Note: Units of "gals" are generally used for this application, which are cm/s^2 and, of course, 1/100th of a m/s^2. It's not hard to convert but I'm sticking with g values just so I don't have to explain this.

It is true that the design values for shaking were exceeded some amount at the Fukushima Daiichi plant, but as is obvious, the plants in Japan have withstood much worse in the past, and because of those experiences, they have changed their standards.

It used to be the case that the nuclear regulation in Japan required two design basis for this, which were the S1 and S2 design basis (higher of which used in the image). This was changed to only one value, the Ss basis. Of course, a risk informed approach would be preferable, which many researchers have worked on. For more information, the World Nuclear Association has a great and up-to-date article on Nuclear Power Plants and Earthquakes. There is much more to be said about the tsunami, of course.

It's important to realize that engineering safety is a process that ultimately needs a feedback. Whenever an event happens, the lessons are applied to other units and safety analysis. Also for that reason, no analysis is ever perfect and the next accident will be different from the last. One thing that can be easily said about Fukushima Daiichi is that it is certainly extremely different from past nuclear power disasters, but while saying that, let's not forget about the fact that previous mishaps in Japan's own industry had a significant impact on what the plant was prepared for.

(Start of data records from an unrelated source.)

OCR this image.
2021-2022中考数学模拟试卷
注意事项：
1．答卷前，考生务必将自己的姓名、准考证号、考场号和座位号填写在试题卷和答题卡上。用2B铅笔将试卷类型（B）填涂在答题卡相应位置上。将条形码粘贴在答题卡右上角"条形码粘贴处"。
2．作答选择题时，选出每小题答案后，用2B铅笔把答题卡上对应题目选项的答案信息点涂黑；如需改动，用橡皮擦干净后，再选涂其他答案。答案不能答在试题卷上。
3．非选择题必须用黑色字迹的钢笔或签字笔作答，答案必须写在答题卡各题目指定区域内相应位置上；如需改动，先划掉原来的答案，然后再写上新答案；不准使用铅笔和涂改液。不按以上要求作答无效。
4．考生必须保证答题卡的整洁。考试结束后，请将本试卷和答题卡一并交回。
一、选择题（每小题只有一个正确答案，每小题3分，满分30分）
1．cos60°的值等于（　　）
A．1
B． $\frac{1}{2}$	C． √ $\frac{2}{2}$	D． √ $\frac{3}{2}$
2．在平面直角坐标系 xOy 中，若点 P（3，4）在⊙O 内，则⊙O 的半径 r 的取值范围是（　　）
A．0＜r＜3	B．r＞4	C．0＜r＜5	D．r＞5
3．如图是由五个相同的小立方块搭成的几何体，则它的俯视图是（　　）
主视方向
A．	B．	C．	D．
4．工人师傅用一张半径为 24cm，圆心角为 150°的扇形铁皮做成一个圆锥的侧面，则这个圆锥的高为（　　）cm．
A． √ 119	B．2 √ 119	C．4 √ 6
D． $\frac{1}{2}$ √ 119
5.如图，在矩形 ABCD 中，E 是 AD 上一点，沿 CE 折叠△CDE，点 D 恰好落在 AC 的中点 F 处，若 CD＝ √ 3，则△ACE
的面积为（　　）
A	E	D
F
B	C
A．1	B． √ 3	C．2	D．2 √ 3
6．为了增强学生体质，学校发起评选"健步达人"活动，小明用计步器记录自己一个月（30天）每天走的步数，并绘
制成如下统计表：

Radiation Monitoring Links Update

It turns out that there is a publicly streaming national network for detectors in many nations. I believe this was not the case for the U.S. before this site was put online not long ago. I'm not sure about the other ones.
There is also occasional information coming from independent actors. I think I've noted before a professor in Tokyo who has been streaming his own Geiger counter. People in the U.S. are at work publishing papers on what they've managed to detect. A new bizarre development is that Greenpeace has taken their own measurements. I have to applaud their effort here. My favorite headline is "Greenpeace: Japanese Government’s Radiation Data is Accurate". Anyone reading the major news sources should understand by now just how sensationalist most reporting is, and Greenpeace has the opposite effect. Good job guys.

Symposiums on the Crisis

MIT has held a follow-up to their last forum to tackle the new information available. Even so, the lead speaker encourages people to think of it as "Rev zero".